The idea is that we want to move most of the logic to Router.Utils. One suggestion I have is to create a build_path_head function, which is like build_path_match but it returns a triplet with {vars, match, guards}. This function can use the new parse_suffix_identifier internally. build_path_match will continue to exist but it should raise if the new patterns ":foo-bar" are used.

The benefit of moving this to the utils module is that later on adding this feature to Phoenix will be much easier (or any other framework). Thank you and have a great weekend!

Hello @josevalim many thanks for the review. The utils functions were part of an iteration to address your previous comment re. 1) use of regex, 2) a generalisation concept of suffix and 3) removal of suffixes from conn params (id variables still capturing the whole string foo.json, otherwise, we'd be back to the issue with . splitting breaking things again?). I updated the PR now with the outcome of the iteration - see if this makes sense.

Shall consider the latest comments next. After this iteration and inflating the code in Router some what, I definitely agree we need to encapsulate the logic in __route__ and Router.Utils. Also at the moment, suffix removal is done by rewriting params in do_match, wondering if there's a smarter way to do so before the function.

boonious commented 3 years ago

Addressed the comments surrounding the utils, refactored and moved the suffix guards injection logic to Router.Utils in the latest commits.

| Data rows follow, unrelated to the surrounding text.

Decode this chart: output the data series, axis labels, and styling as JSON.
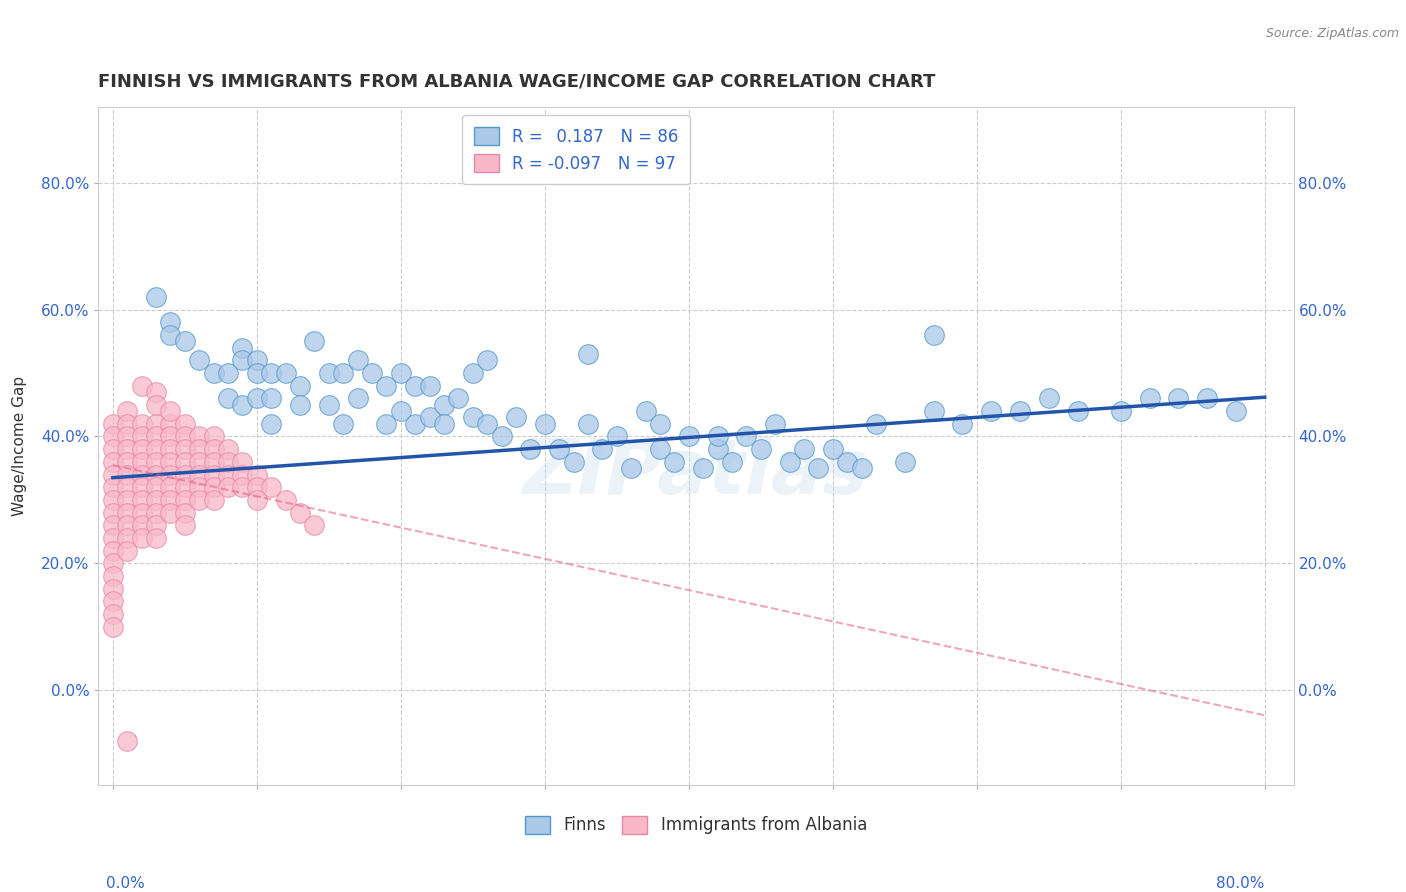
{
  "title": "FINNISH VS IMMIGRANTS FROM ALBANIA WAGE/INCOME GAP CORRELATION CHART",
  "source": "Source: ZipAtlas.com",
  "ylabel": "Wage/Income Gap",
  "xlabel": "",
  "xlim": [
    -0.01,
    0.82
  ],
  "ylim": [
    -0.15,
    0.92
  ],
  "yticks": [
    0.0,
    0.2,
    0.4,
    0.6,
    0.8
  ],
  "xticks_minor": [
    0.0,
    0.1,
    0.2,
    0.3,
    0.4,
    0.5,
    0.6,
    0.7,
    0.8
  ],
  "finn_R": 0.187,
  "finn_N": 86,
  "albania_R": -0.097,
  "albania_N": 97,
  "finn_color": "#aac8e8",
  "finn_edge_color": "#5599cc",
  "finn_line_color": "#2255aa",
  "albania_color": "#f8b8c8",
  "albania_edge_color": "#e888a8",
  "albania_line_color": "#e06080",
  "watermark": "ZIPatlas",
  "background_color": "#ffffff",
  "grid_color": "#cccccc",
  "tick_color": "#3366cc",
  "finn_x": [
    0.03,
    0.04,
    0.04,
    0.05,
    0.06,
    0.07,
    0.08,
    0.08,
    0.09,
    0.09,
    0.09,
    0.1,
    0.1,
    0.1,
    0.11,
    0.11,
    0.11,
    0.12,
    0.13,
    0.13,
    0.14,
    0.15,
    0.15,
    0.16,
    0.16,
    0.17,
    0.17,
    0.18,
    0.19,
    0.19,
    0.2,
    0.2,
    0.21,
    0.21,
    0.22,
    0.22,
    0.23,
    0.23,
    0.24,
    0.25,
    0.25,
    0.26,
    0.27,
    0.28,
    0.29,
    0.3,
    0.31,
    0.32,
    0.33,
    0.34,
    0.35,
    0.36,
    0.37,
    0.38,
    0.39,
    0.4,
    0.41,
    0.42,
    0.43,
    0.44,
    0.45,
    0.46,
    0.47,
    0.48,
    0.49,
    0.5,
    0.51,
    0.53,
    0.55,
    0.57,
    0.59,
    0.61,
    0.63,
    0.65,
    0.67,
    0.7,
    0.72,
    0.74,
    0.76,
    0.78,
    0.33,
    0.42,
    0.38,
    0.26,
    0.52,
    0.57
  ],
  "finn_y": [
    0.62,
    0.58,
    0.56,
    0.55,
    0.52,
    0.5,
    0.5,
    0.46,
    0.54,
    0.52,
    0.45,
    0.52,
    0.5,
    0.46,
    0.5,
    0.46,
    0.42,
    0.5,
    0.48,
    0.45,
    0.55,
    0.5,
    0.45,
    0.5,
    0.42,
    0.52,
    0.46,
    0.5,
    0.48,
    0.42,
    0.5,
    0.44,
    0.48,
    0.42,
    0.48,
    0.43,
    0.45,
    0.42,
    0.46,
    0.5,
    0.43,
    0.42,
    0.4,
    0.43,
    0.38,
    0.42,
    0.38,
    0.36,
    0.42,
    0.38,
    0.4,
    0.35,
    0.44,
    0.38,
    0.36,
    0.4,
    0.35,
    0.38,
    0.36,
    0.4,
    0.38,
    0.42,
    0.36,
    0.38,
    0.35,
    0.38,
    0.36,
    0.42,
    0.36,
    0.44,
    0.42,
    0.44,
    0.44,
    0.46,
    0.44,
    0.44,
    0.46,
    0.46,
    0.46,
    0.44,
    0.53,
    0.4,
    0.42,
    0.52,
    0.35,
    0.56
  ],
  "albania_x": [
    0.0,
    0.0,
    0.0,
    0.0,
    0.0,
    0.0,
    0.0,
    0.0,
    0.0,
    0.0,
    0.0,
    0.0,
    0.0,
    0.0,
    0.0,
    0.0,
    0.0,
    0.01,
    0.01,
    0.01,
    0.01,
    0.01,
    0.01,
    0.01,
    0.01,
    0.01,
    0.01,
    0.01,
    0.01,
    0.02,
    0.02,
    0.02,
    0.02,
    0.02,
    0.02,
    0.02,
    0.02,
    0.02,
    0.02,
    0.03,
    0.03,
    0.03,
    0.03,
    0.03,
    0.03,
    0.03,
    0.03,
    0.03,
    0.03,
    0.04,
    0.04,
    0.04,
    0.04,
    0.04,
    0.04,
    0.04,
    0.04,
    0.05,
    0.05,
    0.05,
    0.05,
    0.05,
    0.05,
    0.05,
    0.05,
    0.05,
    0.06,
    0.06,
    0.06,
    0.06,
    0.06,
    0.06,
    0.07,
    0.07,
    0.07,
    0.07,
    0.07,
    0.07,
    0.08,
    0.08,
    0.08,
    0.08,
    0.09,
    0.09,
    0.09,
    0.1,
    0.1,
    0.1,
    0.11,
    0.12,
    0.13,
    0.14,
    0.01,
    0.02,
    0.03,
    0.03,
    0.04
  ],
  "albania_y": [
    0.42,
    0.4,
    0.38,
    0.36,
    0.34,
    0.32,
    0.3,
    0.28,
    0.26,
    0.24,
    0.22,
    0.2,
    0.18,
    0.16,
    0.14,
    0.12,
    0.1,
    0.44,
    0.42,
    0.4,
    0.38,
    0.36,
    0.34,
    0.32,
    0.3,
    0.28,
    0.26,
    0.24,
    0.22,
    0.42,
    0.4,
    0.38,
    0.36,
    0.34,
    0.32,
    0.3,
    0.28,
    0.26,
    0.24,
    0.42,
    0.4,
    0.38,
    0.36,
    0.34,
    0.32,
    0.3,
    0.28,
    0.26,
    0.24,
    0.42,
    0.4,
    0.38,
    0.36,
    0.34,
    0.32,
    0.3,
    0.28,
    0.42,
    0.4,
    0.38,
    0.36,
    0.34,
    0.32,
    0.3,
    0.28,
    0.26,
    0.4,
    0.38,
    0.36,
    0.34,
    0.32,
    0.3,
    0.4,
    0.38,
    0.36,
    0.34,
    0.32,
    0.3,
    0.38,
    0.36,
    0.34,
    0.32,
    0.36,
    0.34,
    0.32,
    0.34,
    0.32,
    0.3,
    0.32,
    0.3,
    0.28,
    0.26,
    -0.08,
    0.48,
    0.47,
    0.45,
    0.44
  ]
}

Next, going to figure out how to build the right matcher and provide identifier values (minus suffix) properly via AST.

boonious commented 3 years ago

👋 hello @josevalim, good evening from rainy Britain, I refactored all the logic into Router.Utils and distilled the changes in Plug.Router to just a single line via build_path_head as suggested.

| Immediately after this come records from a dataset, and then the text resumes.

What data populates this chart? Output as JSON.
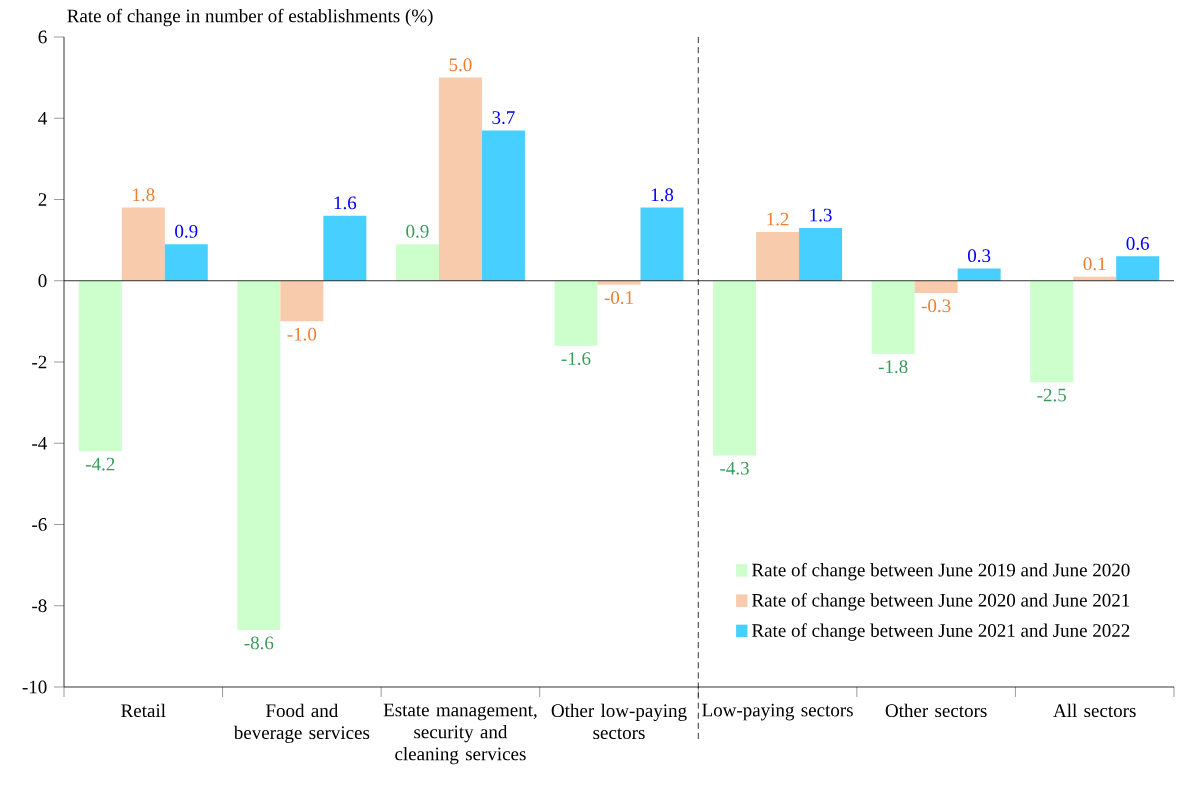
{
  "chart_data": {
    "type": "bar",
    "ylabel": "Rate of change in number of establishments (%)",
    "categories": [
      "Retail",
      "Food and beverage services",
      "Estate management, security and cleaning services",
      "Other low-paying sectors",
      "Low-paying sectors",
      "Other sectors",
      "All sectors"
    ],
    "series": [
      {
        "name": "Rate of change between June 2019 and June 2020",
        "color": "#ccffcc",
        "values": [
          -4.2,
          -8.6,
          0.9,
          -1.6,
          -4.3,
          -1.8,
          -2.5
        ],
        "value_labels": [
          "-4.2",
          "-8.6",
          "0.9",
          "-1.6",
          "-4.3",
          "-1.8",
          "-2.5"
        ]
      },
      {
        "name": "Rate of change between June 2020 and June 2021",
        "color": "#f8cbad",
        "values": [
          1.8,
          -1.0,
          5.0,
          -0.1,
          1.2,
          -0.3,
          0.1
        ],
        "value_labels": [
          "1.8",
          "-1.0",
          "5.0",
          "-0.1",
          "1.2",
          "-0.3",
          "0.1"
        ]
      },
      {
        "name": "Rate of change between June 2021 and June 2022",
        "color": "#47cfff",
        "values": [
          0.9,
          1.6,
          3.7,
          1.8,
          1.3,
          0.3,
          0.6
        ],
        "value_labels": [
          "0.9",
          "1.6",
          "3.7",
          "1.8",
          "1.3",
          "0.3",
          "0.6"
        ]
      }
    ],
    "ylim": [
      -10,
      6
    ],
    "yticks": [
      -10,
      -8,
      -6,
      -4,
      -2,
      0,
      2,
      4,
      6
    ],
    "ref_lines": [
      {
        "axis": "y",
        "value": 0
      }
    ],
    "legend": "bottom right"
  }
}
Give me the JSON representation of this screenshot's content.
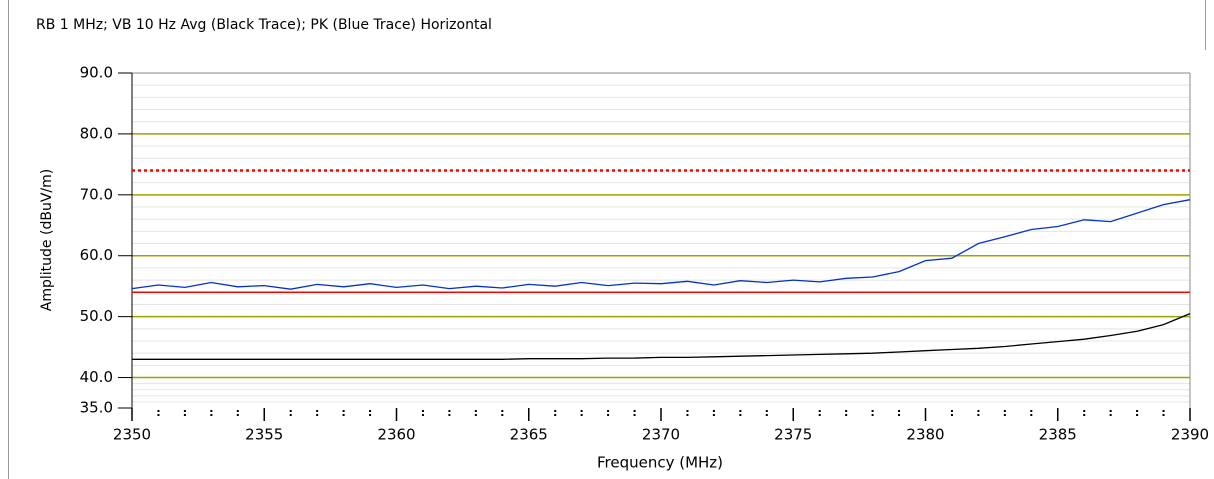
{
  "chart_data": {
    "type": "line",
    "title": "RB 1 MHz; VB 10 Hz Avg (Black Trace); PK (Blue Trace) Horizontal",
    "xlabel": "Frequency (MHz)",
    "ylabel": "Amplitude (dBuV/m)",
    "xlim": [
      2350,
      2390
    ],
    "ylim": [
      35,
      90
    ],
    "xticks": [
      2350,
      2355,
      2360,
      2365,
      2370,
      2375,
      2380,
      2385,
      2390
    ],
    "yticks": [
      {
        "value": 35,
        "label": "35.0"
      },
      {
        "value": 40,
        "label": "40.0"
      },
      {
        "value": 50,
        "label": "50.0"
      },
      {
        "value": 60,
        "label": "60.0"
      },
      {
        "value": 70,
        "label": "70.0"
      },
      {
        "value": 80,
        "label": "80.0"
      },
      {
        "value": 90,
        "label": "90.0"
      }
    ],
    "grid": true,
    "grid_color": "#a0a000",
    "minor_grid": true,
    "x": [
      2350,
      2351,
      2352,
      2353,
      2354,
      2355,
      2356,
      2357,
      2358,
      2359,
      2360,
      2361,
      2362,
      2363,
      2364,
      2365,
      2366,
      2367,
      2368,
      2369,
      2370,
      2371,
      2372,
      2373,
      2374,
      2375,
      2376,
      2377,
      2378,
      2379,
      2380,
      2381,
      2382,
      2383,
      2384,
      2385,
      2386,
      2387,
      2388,
      2389,
      2390
    ],
    "series": [
      {
        "color": "#0033cc",
        "values": [
          54.6,
          55.2,
          54.8,
          55.6,
          54.9,
          55.1,
          54.5,
          55.3,
          54.9,
          55.4,
          54.8,
          55.2,
          54.6,
          55.0,
          54.7,
          55.3,
          55.0,
          55.6,
          55.1,
          55.5,
          55.4,
          55.8,
          55.2,
          55.9,
          55.6,
          56.0,
          55.7,
          56.3,
          56.5,
          57.4,
          59.2,
          59.6,
          62.0,
          63.1,
          64.3,
          64.8,
          65.9,
          65.6,
          67.0,
          68.4,
          69.2
        ]
      },
      {
        "color": "#000000",
        "values": [
          43.0,
          43.0,
          43.0,
          43.0,
          43.0,
          43.0,
          43.0,
          43.0,
          43.0,
          43.0,
          43.0,
          43.0,
          43.0,
          43.0,
          43.0,
          43.1,
          43.1,
          43.1,
          43.2,
          43.2,
          43.3,
          43.3,
          43.4,
          43.5,
          43.6,
          43.7,
          43.8,
          43.9,
          44.0,
          44.2,
          44.4,
          44.6,
          44.8,
          45.1,
          45.5,
          45.9,
          46.3,
          46.9,
          47.6,
          48.7,
          50.5
        ]
      }
    ],
    "limit_lines": [
      {
        "value": 74,
        "color": "#ff0000",
        "style": "dotted"
      },
      {
        "value": 54,
        "color": "#ff0000",
        "style": "solid"
      }
    ]
  }
}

For an identifier with suffix, e.g.:id.json, conn.params and conn.path_params now returning value from a value.json match. But, despite conn.params returning value, there is an issue (last remaining I think) relating to the identifier (id) var in the underpinning idea:

id when binary_part(id, byte_size(id) -  byte_size(".json"), byte_size(".json")) == ".json"

which requires id to capture the entire value.json while it should actually also return value. For example, a test in this PR currently works like this:

get "/9/:bar.json" when bar != "value.json" do
  resp(conn, 200, inspect(bar))
end

however, it should function in this way (guard without .json) according to Plug DSL:

get "/9/:bar.json" when bar != "value" do
  resp(conn, 200, inspect(bar))
end

get "/9/:bar.json" when bar in ["this_value", "that_value"] do
  resp(conn, 200, inspect(bar))
end

This brings a question of how a matcher can be defined given a priori suffix info. For example, /foo/:id.json is parsed into ["foo", {"", ":id", ".json"}]. Can this be used to build matcher in AST, say for /foo/value.json?

# currently
["foo", id] matches ["foo", "value.json"] # id = "value.json"

# needs, where ?? AST includes var `id` and ".json"
["foo", ??] matches ["foo", "value.json"] # id = "value"

This seems impossible (can't id <> ".json" = "value.json") unless I'm missing some matching trick : (

As I writes this, rebinding id in do_match springs to mind 🤔, going to try that.

josevalim commented 3 years ago

Yup, rebinding first thing in do_match is the way to go!

boonious commented 3 years ago

Hello @josevalim here it is! A working version at last with latest commits addressing what I hope to be the remaining thorny issues: 1) rebinding variables in do_match 2) injecting suffix into var guard values at compile-time, e.g.:

get "/9/:bar.json" when bar != "value" # compiled to bar != "value.json"
get "/9/:foo/:bar.json" when bar in ["value1", "value2"] and foo != "bar" # -> bar in ["value1.json", ..]

The suffix value injection is slightly more complicated than expected, given various existing guard functions. For example, the use of byte_size on a suffix var will require adding suffix length to integer instead of appending string. This PR currently limits the scope to comparison operators (:==. :!= etc.), :in. It will raise if other guard functions are used in conjunction with suffix vars.

Have a great week ahead!

kevinlang commented 3 years ago

This is also useful for sites with SEO considerations in URL naming. For example, a job site may want to have the route for jobs for a given programming language be something like /:language-jobs, e.g., /elixir-jobs.

josevalim commented 3 years ago

Apologies, this fell through the cracks. I will be looking into this today.

josevalim commented 3 years ago

:green_heart: :blue_heart: :purple_heart: :yellow_heart: :heart: